Het hof is van oordeel dat de vordering van [de vrouw] dient te worden afgewezen. De uitgaven waarvan [de vrouw] vergoeding vordert vloeien voort uit handelingen die de deelgenoten alleen samen kunnen verrichten. Omdat [de vrouw] die handelingen onbevoegd heeft verricht dienen de kosten die daarmee gemoeid zijn voor haar rekening te blijven. De grieven 2, 3 en 4 falen.

3.13

Ter zitting is namens [de vrouw] nog gewezen op artikel 25 Wetboek van Burgerlijke Rechtsvordering (Rv) en is gesteld dat – nu het dak is vernieuwd en er daardoor sprake is van een waardestijging – ook ongerechtvaardigde verrijking een rechtsgrond zou kunnen zijn. [de vrouw] verzoekt het hof daarom ook dit te onderzoeken. Het hof zal hier aan voorbij gaan, nu [de vrouw] hiermee een nieuwe grief formuleert die al in haar memorie van grieven had moeten en kunnen worden opgenomen.

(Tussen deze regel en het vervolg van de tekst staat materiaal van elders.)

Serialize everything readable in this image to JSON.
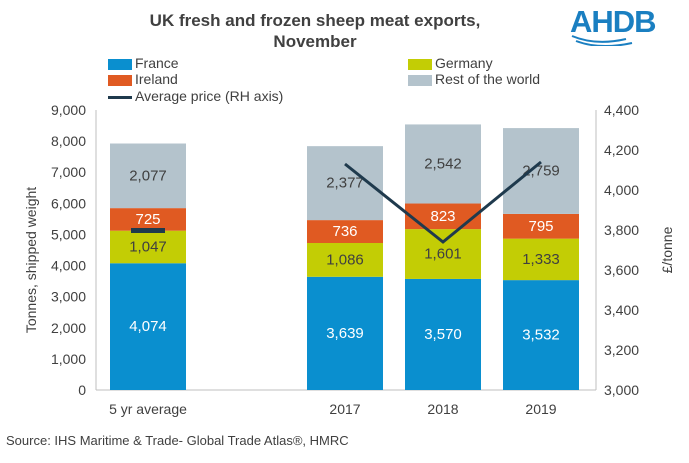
{
  "logo_text": "AHDB",
  "source": "Source: IHS Maritime & Trade- Global Trade Atlas®, HMRC",
  "chart_data": {
    "type": "bar",
    "stacked": true,
    "title": "UK fresh and frozen sheep meat exports, November",
    "title_lines": [
      "UK fresh and frozen sheep meat exports,",
      "November"
    ],
    "categories": [
      "5 yr average",
      "2017",
      "2018",
      "2019"
    ],
    "series": [
      {
        "name": "France",
        "color": "#0a8fcf",
        "values": [
          4074,
          3639,
          3570,
          3532
        ],
        "labels": [
          "4,074",
          "3,639",
          "3,570",
          "3,532"
        ]
      },
      {
        "name": "Germany",
        "color": "#c3cd05",
        "values": [
          1047,
          1086,
          1601,
          1333
        ],
        "labels": [
          "1,047",
          "1,086",
          "1,601",
          "1,333"
        ]
      },
      {
        "name": "Ireland",
        "color": "#e05a22",
        "values": [
          725,
          736,
          823,
          795
        ],
        "labels": [
          "725",
          "736",
          "823",
          "795"
        ]
      },
      {
        "name": "Rest of the world",
        "color": "#b4c3cc",
        "values": [
          2077,
          2377,
          2542,
          2759
        ],
        "labels": [
          "2,077",
          "2,377",
          "2,542",
          "2,759"
        ]
      }
    ],
    "line_series": {
      "name": "Average price (RH axis)",
      "color": "#1f3a4d",
      "five_year_marker": 3800,
      "values": [
        4130,
        3740,
        4140
      ]
    },
    "legend": [
      "France",
      "Germany",
      "Ireland",
      "Rest of the world",
      "Average price (RH axis)"
    ],
    "ylabel": "Tonnes, shipped weight",
    "ylim": [
      0,
      9000
    ],
    "yticks": [
      "0",
      "1,000",
      "2,000",
      "3,000",
      "4,000",
      "5,000",
      "6,000",
      "7,000",
      "8,000",
      "9,000"
    ],
    "y2label": "£/tonne",
    "y2lim": [
      3000,
      4400
    ],
    "y2ticks": [
      "3,000",
      "3,200",
      "3,400",
      "3,600",
      "3,800",
      "4,000",
      "4,200",
      "4,400"
    ]
  }
}
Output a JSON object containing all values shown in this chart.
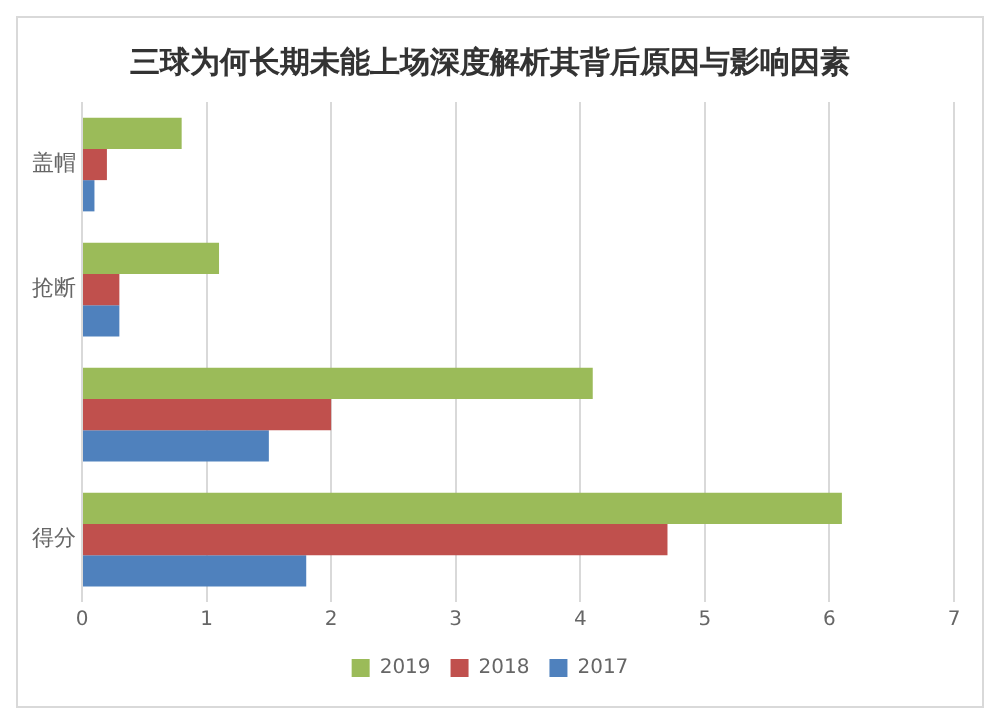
{
  "chart_data": {
    "type": "bar",
    "orientation": "horizontal",
    "title": "三球为何长期未能上场深度解析其背后原因与影响因素",
    "categories": [
      "盖帽",
      "抢断",
      null,
      "得分"
    ],
    "series": [
      {
        "name": "2019",
        "color": "#9bbb59",
        "values": [
          0.8,
          1.1,
          4.1,
          6.1
        ]
      },
      {
        "name": "2018",
        "color": "#c0504d",
        "values": [
          0.2,
          0.3,
          2.0,
          4.7
        ]
      },
      {
        "name": "2017",
        "color": "#4f81bd",
        "values": [
          0.1,
          0.3,
          1.5,
          1.8
        ]
      }
    ],
    "xlim": [
      0,
      7
    ],
    "xticks": [
      0,
      1,
      2,
      3,
      4,
      5,
      6,
      7
    ],
    "grid": "x",
    "legend": "bottom"
  }
}
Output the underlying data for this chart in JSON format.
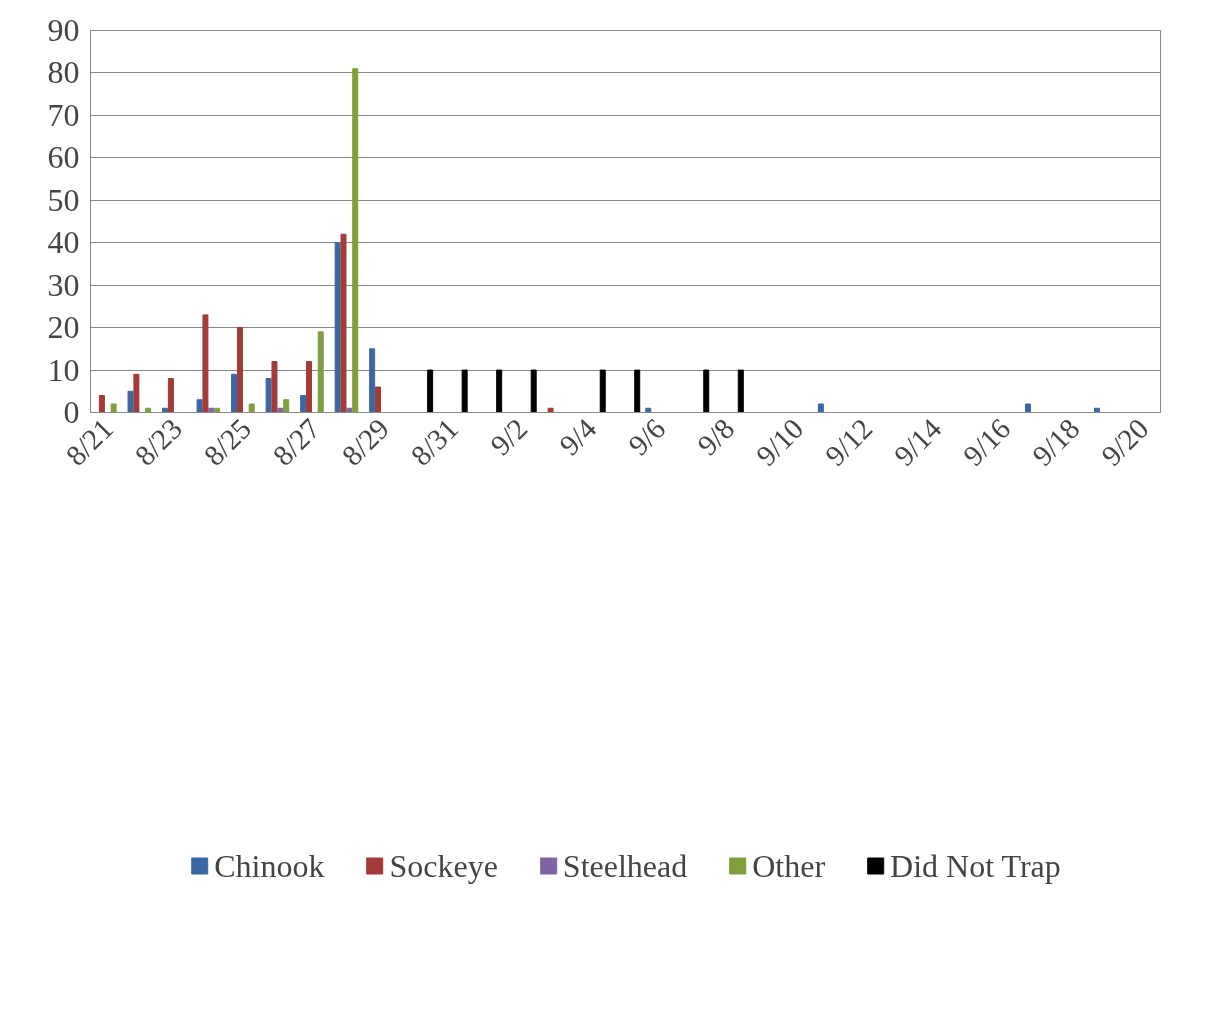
{
  "chart_data": {
    "type": "bar",
    "categories": [
      "8/21",
      null,
      "8/23",
      null,
      "8/25",
      null,
      "8/27",
      null,
      "8/29",
      null,
      "8/31",
      null,
      "9/2",
      null,
      "9/4",
      null,
      "9/6",
      null,
      "9/8",
      null,
      "9/10",
      null,
      "9/12",
      null,
      "9/14",
      null,
      "9/16",
      null,
      "9/18",
      null,
      "9/20"
    ],
    "series": [
      {
        "name": "Chinook",
        "color": "#3c67a5",
        "values": [
          null,
          5,
          1,
          3,
          9,
          8,
          4,
          40,
          15,
          null,
          null,
          null,
          null,
          null,
          null,
          null,
          1,
          null,
          null,
          null,
          null,
          2,
          null,
          null,
          null,
          null,
          null,
          2,
          null,
          1,
          null
        ]
      },
      {
        "name": "Sockeye",
        "color": "#a33b38",
        "values": [
          4,
          9,
          8,
          23,
          20,
          12,
          12,
          42,
          6,
          null,
          null,
          null,
          null,
          1,
          null,
          null,
          null,
          null,
          null,
          null,
          null,
          null,
          null,
          null,
          null,
          null,
          null,
          null,
          null,
          null,
          null
        ]
      },
      {
        "name": "Steelhead",
        "color": "#7f64a1",
        "values": [
          null,
          null,
          null,
          1,
          null,
          1,
          null,
          1,
          null,
          null,
          null,
          null,
          null,
          null,
          null,
          null,
          null,
          null,
          null,
          null,
          null,
          null,
          null,
          null,
          null,
          null,
          null,
          null,
          null,
          null,
          null
        ]
      },
      {
        "name": "Other",
        "color": "#7f9f3c",
        "values": [
          2,
          1,
          null,
          1,
          2,
          3,
          19,
          81,
          null,
          null,
          null,
          null,
          null,
          null,
          null,
          null,
          null,
          null,
          null,
          null,
          null,
          null,
          null,
          null,
          null,
          null,
          null,
          null,
          null,
          null,
          null
        ]
      },
      {
        "name": "Did Not Trap",
        "color": "#000000",
        "values": [
          null,
          null,
          null,
          null,
          null,
          null,
          null,
          null,
          null,
          10,
          10,
          10,
          10,
          null,
          10,
          10,
          null,
          10,
          10,
          null,
          null,
          null,
          null,
          null,
          null,
          null,
          null,
          null,
          null,
          null,
          null
        ]
      }
    ],
    "ylim": [
      0,
      90
    ],
    "yticks": [
      0,
      10,
      20,
      30,
      40,
      50,
      60,
      70,
      80,
      90
    ],
    "grid": "y",
    "legend": "bottom"
  }
}
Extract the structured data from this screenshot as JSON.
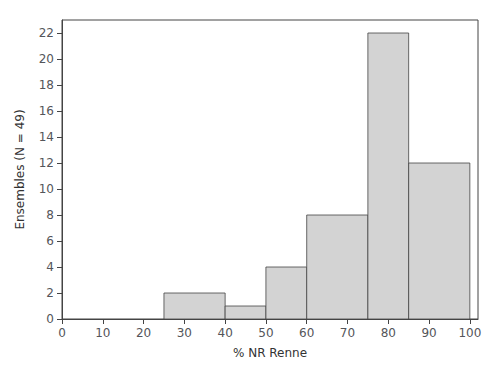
{
  "chart_data": {
    "type": "histogram",
    "xlabel": "% NR Renne",
    "ylabel": "Ensembles (N = 49)",
    "bins": [
      25,
      40,
      50,
      60,
      75,
      85,
      100
    ],
    "counts": [
      2,
      1,
      4,
      8,
      22,
      12
    ],
    "color": "#d3d3d3",
    "xlim": [
      0,
      102
    ],
    "ylim": [
      0,
      23
    ],
    "xticks": [
      0,
      10,
      20,
      30,
      40,
      50,
      60,
      70,
      80,
      90,
      100
    ],
    "yticks": [
      0,
      2,
      4,
      6,
      8,
      10,
      12,
      14,
      16,
      18,
      20,
      22
    ],
    "grid": false
  }
}
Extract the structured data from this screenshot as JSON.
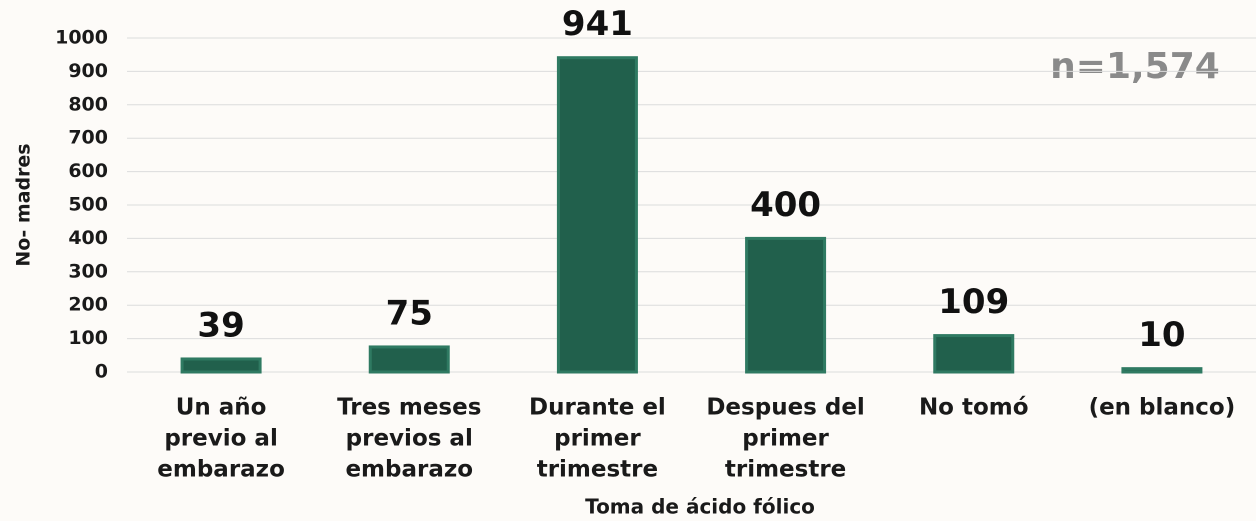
{
  "chart_data": {
    "type": "bar",
    "annotation": "n=1,574",
    "y_label": "No- madres",
    "x_label": "Toma de ácido fólico",
    "categories": [
      [
        "Un año",
        "previo al",
        "embarazo"
      ],
      [
        "Tres meses",
        "previos al",
        "embarazo"
      ],
      [
        "Durante el",
        "primer",
        "trimestre"
      ],
      [
        "Despues del",
        "primer",
        "trimestre"
      ],
      [
        "No tomó"
      ],
      [
        "(en blanco)"
      ]
    ],
    "values": [
      39,
      75,
      941,
      400,
      109,
      10
    ],
    "color": "#21604c",
    "ylim": [
      0,
      1000
    ],
    "yticks": [
      0,
      100,
      200,
      300,
      400,
      500,
      600,
      700,
      800,
      900,
      1000
    ],
    "grid": true
  }
}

De in artikel 347 Rv besloten liggende tweeconclusie-regel brengt mee dat de rechter in beginsel niet behoort te letten op grieven die in een later stadium dan de memorie van grieven, dan wel (in het geval van een incidenteel appel) in de memorie van antwoord worden aangevoerd. Van een uitzondering op die regel is hier geen sprake.

proceskosten

3.14

De vorderingen van [de vrouw] slagen voor een gedeelte van € 9.499 en worden voor het overige afgewezen. Ter zitting is ook door [de man] nog een vordering ingesteld, die niet zal worden toegewezen. Omdat partijen over en weer op enkele punten in het ongelijk zijn gesteld zal het hof de proceskosten in hoger beroep compenseren, zodat iedere partij de eigen kosten draagt.

uitvoerbaar bij voorraad

3.15

De veroordelingen in deze uitspraak kunnen ook ten uitvoer worden gelegd als een van partijen de beslissing van het hof voorlegt aan de Hoge Raad (uitvoerbaarheid bij voorraad).

4De beslissing

Het hof:

4.1.

bekrachtigt het vonnis van de rechtbank Noord-Nederland, zittingsplaats Alkmaar, van 1 februari 2023;

4.2.

vult dat vonnis aan als volgt: veroordeelt [de man] tot betaling aan [de vrouw] van € 9.499, te voldoen binnen veertien dagen na de datum van dit arrest;

4.3.

bepaalt dat iedere partij de eigen kosten van het hoger beroep draagt;

4.4.

verklaart de veroordelingen uitvoerbaar bij voorraad;

4.5.

wijst af wat verder is gevorderd.

Dit arrest is gewezen door mrs. J.H. Lieber, M.L. van der Bel en L. Hamer, en is door de rolraadsheer in tegenwoordigheid van de griffier in het openbaar uitgesproken op 11 maart 2025.